Tasilee commented 2 years ago

Are we all happy with the specifications on this one now?

Tasilee commented 2 years ago

Changed "AMENDED" to "FILLED_IN" in accordance with discussions April 16.

Tasilee commented 2 years ago

Amended Example to align with @chicoreus comments in email 17th June 2022.

chicoreus commented 2 years ago

So the text of cultivarEpithet should also be found in scientificName?

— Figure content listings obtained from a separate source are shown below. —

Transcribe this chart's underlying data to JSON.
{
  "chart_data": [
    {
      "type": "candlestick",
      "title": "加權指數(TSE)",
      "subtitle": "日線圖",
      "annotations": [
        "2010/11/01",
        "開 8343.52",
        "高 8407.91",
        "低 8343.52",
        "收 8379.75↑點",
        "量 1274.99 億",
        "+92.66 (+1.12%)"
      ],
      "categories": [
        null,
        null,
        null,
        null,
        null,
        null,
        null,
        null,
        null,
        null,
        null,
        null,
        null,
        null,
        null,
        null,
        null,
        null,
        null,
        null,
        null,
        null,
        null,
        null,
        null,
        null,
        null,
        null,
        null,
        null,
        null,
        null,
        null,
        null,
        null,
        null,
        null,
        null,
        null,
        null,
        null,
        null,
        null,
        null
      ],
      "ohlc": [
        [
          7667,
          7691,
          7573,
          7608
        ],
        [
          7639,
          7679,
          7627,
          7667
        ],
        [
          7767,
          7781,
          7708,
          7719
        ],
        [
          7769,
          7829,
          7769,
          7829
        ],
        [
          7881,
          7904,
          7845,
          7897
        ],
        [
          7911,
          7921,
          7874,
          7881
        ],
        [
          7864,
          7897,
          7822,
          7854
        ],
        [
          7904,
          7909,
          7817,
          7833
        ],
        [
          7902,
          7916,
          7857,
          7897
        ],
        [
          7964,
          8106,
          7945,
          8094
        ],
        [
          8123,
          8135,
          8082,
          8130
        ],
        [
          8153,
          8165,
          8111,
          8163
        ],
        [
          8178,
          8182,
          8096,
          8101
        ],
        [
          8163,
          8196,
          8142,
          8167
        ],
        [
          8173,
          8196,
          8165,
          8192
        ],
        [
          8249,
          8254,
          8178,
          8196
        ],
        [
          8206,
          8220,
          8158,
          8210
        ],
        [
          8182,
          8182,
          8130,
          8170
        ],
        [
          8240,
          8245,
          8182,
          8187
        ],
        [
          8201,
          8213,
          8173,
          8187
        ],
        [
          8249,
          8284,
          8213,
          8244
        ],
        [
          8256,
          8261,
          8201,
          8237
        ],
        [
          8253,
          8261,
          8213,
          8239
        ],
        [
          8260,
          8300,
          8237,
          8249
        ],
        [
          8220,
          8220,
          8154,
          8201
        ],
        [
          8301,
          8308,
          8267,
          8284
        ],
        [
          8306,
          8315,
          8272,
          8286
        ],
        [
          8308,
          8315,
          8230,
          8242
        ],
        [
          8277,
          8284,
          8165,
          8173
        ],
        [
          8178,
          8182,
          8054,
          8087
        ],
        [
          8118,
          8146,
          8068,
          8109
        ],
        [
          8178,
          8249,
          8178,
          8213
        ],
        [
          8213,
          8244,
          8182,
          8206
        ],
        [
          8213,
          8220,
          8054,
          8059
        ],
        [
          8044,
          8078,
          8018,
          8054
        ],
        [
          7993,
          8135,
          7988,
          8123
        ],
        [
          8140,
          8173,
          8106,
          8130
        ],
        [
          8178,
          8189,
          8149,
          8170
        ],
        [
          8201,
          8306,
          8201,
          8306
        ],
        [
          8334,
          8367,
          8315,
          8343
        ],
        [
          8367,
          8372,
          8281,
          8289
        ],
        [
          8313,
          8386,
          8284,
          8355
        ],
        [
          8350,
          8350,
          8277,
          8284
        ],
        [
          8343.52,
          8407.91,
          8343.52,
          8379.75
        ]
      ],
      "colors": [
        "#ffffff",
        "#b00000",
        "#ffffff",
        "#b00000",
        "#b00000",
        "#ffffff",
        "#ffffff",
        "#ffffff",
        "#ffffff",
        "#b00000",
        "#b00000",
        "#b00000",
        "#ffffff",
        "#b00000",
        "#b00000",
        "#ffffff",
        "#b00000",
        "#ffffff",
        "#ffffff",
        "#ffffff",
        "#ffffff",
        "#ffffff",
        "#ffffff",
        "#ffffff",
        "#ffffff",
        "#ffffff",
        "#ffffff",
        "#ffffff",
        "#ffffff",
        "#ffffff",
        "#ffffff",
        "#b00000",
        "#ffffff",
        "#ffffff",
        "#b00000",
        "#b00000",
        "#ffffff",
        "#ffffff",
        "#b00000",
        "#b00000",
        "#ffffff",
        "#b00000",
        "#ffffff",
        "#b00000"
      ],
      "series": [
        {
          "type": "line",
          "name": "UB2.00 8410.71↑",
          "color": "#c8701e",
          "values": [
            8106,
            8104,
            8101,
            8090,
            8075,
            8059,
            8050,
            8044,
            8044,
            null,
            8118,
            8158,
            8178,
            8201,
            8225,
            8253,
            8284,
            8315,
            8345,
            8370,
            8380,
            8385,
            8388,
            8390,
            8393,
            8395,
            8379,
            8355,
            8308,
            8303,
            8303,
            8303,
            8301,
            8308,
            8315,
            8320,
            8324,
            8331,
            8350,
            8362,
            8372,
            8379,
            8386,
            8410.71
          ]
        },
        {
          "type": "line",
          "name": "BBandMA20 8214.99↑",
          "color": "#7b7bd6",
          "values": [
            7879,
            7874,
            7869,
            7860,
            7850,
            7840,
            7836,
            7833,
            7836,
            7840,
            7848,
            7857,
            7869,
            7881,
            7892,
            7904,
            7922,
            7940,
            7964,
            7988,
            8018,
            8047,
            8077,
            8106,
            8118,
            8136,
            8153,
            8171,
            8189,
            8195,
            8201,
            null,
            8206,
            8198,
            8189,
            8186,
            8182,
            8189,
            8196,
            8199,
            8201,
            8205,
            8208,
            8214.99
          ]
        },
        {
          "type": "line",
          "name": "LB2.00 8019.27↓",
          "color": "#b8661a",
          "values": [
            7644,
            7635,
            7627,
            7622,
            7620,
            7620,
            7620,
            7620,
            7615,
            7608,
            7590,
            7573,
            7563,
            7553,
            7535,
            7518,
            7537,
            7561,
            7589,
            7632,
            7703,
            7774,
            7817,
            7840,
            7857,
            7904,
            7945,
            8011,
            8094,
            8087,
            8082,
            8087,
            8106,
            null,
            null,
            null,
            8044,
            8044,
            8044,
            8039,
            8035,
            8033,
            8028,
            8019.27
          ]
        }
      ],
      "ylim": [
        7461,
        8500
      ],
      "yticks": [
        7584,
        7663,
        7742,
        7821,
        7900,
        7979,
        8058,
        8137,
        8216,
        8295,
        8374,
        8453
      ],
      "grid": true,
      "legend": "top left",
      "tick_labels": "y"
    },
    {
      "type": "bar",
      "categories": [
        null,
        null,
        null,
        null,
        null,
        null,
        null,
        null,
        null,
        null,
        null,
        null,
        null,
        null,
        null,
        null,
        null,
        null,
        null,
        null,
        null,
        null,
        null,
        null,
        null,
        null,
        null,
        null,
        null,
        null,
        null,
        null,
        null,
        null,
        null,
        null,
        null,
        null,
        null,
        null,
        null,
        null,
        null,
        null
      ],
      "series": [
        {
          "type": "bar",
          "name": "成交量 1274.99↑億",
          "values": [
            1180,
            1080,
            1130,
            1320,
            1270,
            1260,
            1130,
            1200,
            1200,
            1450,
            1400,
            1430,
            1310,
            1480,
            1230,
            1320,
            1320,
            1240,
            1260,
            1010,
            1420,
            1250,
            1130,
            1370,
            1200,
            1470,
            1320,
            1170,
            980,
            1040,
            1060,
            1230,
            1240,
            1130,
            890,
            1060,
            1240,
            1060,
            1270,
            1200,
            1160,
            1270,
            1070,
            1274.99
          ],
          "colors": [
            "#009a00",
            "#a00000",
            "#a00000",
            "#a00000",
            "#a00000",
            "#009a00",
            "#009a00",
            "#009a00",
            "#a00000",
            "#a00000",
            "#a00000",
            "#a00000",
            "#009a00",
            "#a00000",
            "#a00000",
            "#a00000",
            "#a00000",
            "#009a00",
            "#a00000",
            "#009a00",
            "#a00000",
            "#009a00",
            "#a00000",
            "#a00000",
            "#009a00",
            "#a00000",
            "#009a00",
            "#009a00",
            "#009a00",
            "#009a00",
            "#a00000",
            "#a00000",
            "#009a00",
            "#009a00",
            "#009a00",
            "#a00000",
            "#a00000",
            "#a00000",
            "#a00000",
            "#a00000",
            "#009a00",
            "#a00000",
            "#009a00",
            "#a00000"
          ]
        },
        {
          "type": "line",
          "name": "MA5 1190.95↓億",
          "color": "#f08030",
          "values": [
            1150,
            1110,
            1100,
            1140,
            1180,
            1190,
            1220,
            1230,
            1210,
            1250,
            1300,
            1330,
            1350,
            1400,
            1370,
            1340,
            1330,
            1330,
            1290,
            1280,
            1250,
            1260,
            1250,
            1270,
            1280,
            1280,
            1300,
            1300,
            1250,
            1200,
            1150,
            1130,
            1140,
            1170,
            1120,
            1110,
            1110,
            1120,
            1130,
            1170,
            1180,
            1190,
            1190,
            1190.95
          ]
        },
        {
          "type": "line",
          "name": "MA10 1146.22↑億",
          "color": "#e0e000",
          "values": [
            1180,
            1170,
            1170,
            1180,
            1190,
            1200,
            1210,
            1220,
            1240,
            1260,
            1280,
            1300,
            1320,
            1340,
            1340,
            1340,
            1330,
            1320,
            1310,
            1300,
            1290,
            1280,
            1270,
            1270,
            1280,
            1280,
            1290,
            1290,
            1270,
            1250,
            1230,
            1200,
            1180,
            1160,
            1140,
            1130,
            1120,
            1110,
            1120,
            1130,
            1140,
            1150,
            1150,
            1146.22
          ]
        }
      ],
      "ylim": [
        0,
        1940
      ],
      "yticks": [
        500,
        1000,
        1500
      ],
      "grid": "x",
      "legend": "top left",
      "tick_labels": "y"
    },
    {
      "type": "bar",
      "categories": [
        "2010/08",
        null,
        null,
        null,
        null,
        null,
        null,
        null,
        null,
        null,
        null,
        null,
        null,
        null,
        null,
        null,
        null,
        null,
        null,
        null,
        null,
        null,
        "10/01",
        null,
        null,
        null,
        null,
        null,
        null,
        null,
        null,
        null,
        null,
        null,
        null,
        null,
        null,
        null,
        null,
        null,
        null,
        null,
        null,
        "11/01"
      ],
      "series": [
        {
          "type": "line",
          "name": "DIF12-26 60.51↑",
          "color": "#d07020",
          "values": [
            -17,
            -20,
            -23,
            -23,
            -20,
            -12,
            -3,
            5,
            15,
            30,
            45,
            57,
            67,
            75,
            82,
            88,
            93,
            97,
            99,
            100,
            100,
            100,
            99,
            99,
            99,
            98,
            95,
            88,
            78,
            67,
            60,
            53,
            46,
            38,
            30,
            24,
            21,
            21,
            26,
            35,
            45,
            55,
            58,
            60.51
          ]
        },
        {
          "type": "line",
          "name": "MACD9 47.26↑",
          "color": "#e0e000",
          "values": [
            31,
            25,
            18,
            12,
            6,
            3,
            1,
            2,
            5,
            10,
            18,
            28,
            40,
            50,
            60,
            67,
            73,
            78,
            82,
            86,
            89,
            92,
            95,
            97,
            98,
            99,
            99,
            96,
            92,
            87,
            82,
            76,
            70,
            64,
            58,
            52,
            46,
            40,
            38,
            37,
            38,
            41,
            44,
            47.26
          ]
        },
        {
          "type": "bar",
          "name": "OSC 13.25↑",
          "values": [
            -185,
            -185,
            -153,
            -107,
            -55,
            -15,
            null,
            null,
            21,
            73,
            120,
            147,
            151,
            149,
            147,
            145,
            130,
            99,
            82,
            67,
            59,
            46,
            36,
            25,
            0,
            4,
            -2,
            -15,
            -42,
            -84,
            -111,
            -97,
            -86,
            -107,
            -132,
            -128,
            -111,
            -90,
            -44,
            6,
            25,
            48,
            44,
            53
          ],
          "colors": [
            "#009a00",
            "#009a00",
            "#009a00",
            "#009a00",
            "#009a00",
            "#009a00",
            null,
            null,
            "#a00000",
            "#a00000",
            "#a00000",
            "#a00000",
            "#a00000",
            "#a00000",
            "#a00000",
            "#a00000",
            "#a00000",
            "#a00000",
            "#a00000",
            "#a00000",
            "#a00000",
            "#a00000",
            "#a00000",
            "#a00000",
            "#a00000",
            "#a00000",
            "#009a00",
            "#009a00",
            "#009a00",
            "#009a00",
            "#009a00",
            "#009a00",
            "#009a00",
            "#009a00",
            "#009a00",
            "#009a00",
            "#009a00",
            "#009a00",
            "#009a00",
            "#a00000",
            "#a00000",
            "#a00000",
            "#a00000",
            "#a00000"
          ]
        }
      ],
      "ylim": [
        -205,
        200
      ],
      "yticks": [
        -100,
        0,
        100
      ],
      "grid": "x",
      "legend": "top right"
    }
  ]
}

On Sun, 13 Mar 2022 22:37:49 -0700 John Wieczorek @.***> wrote:

  1. on treatment of dwc:cultivarEpithet different to dwc:infraspecificEpithet (I believe they shouldn't be differently treated - @tucotuco to clarify use of dwc:cultivarEpithet) - see my comment of two days ago

My understanding is that a cultivarEpithet should be as determinant of a Taxon as an infraspecificEpithet is and treated in the same way.

tucotuco commented 2 years ago

So the text of cultivarEpithet should also be found in scientificName?

Yes, I think it should. But for a definitive answer it is best to ask someone such as @mdoering and @ nielsklazenga.

ArthurChapman commented 2 years ago

@nielsklazenga - any comments? [space inadvertently included in last post by @tucotuco

nielsklazenga commented 2 years ago

Regarding cultivarEpithet, yes, that is part of the scientificName string.

Tasilee commented 1 year ago

Why don't we have an "EXTERNAL_PREREQUISITES_NOT_MET" if we reference bdq:sourceAuthority?!

I've added it as otherwise it will stuff up the test data work.

Tasilee commented 1 year ago

Changed Parameter(s) to "bdq:sourceAuthority" as per discussions 12th June 2023

ArthurChapman commented 1 year ago

I have added to the Notes to be consistent with https://github.com/tdwg/bdq/issues/71:

"When referencing a GBIF taxon by GBIF's identifier for that taxon, use the the pseudo-namespace "gbif:" and the form "gbif:{integer}" as the value for dwc:taxonID."

chicoreus commented 1 year ago

Will need to include the new terms dwc:superfamily, dwc:tribe, dwc:subtribe https://github.com/tdwg/dwc/issues/65 https://github.com/tdwg/dwc/issues/45 https://github.com/tdwg/dwc/issues/46

Tasilee commented 1 year ago

Added the terms dwc:superfamily, dwc:tribe, dwc:subtribe to the Information elements and Expected response, and updated Specification Last Updated.

On this one, please check my Expected response.

Tasilee commented 1 year ago

Amended Source Authority values to align with @chicoreus syntax

From

bdq:sourceAuthority default = "GBIF Backbone Taxonomy" [https://doi.org/10.15468/39omei] | | | API endpoint [https://api.gbif.org/v1/species?datasetKey=d7dddbf4-2cf0-4f39-9b2a-bb099caae36c&name=]

to

bdq:sourceAuthority default = "GBIF Backbone Taxonomy" {[https://doi.org/10.15468/39omei]} {API endpoint [https://api.gbif.org/v1/species?datasetKey=d7dddbf4-2cf0-4f39-9b2a-bb099caae36c&name=]}

Tasilee commented 1 year ago

Splitting bdqffdq:Information Elements into "Information Elements ActedUpon" and "Information Elements Consulted". Also changed "Field" to "TestField" and "Output Type" to "TestType".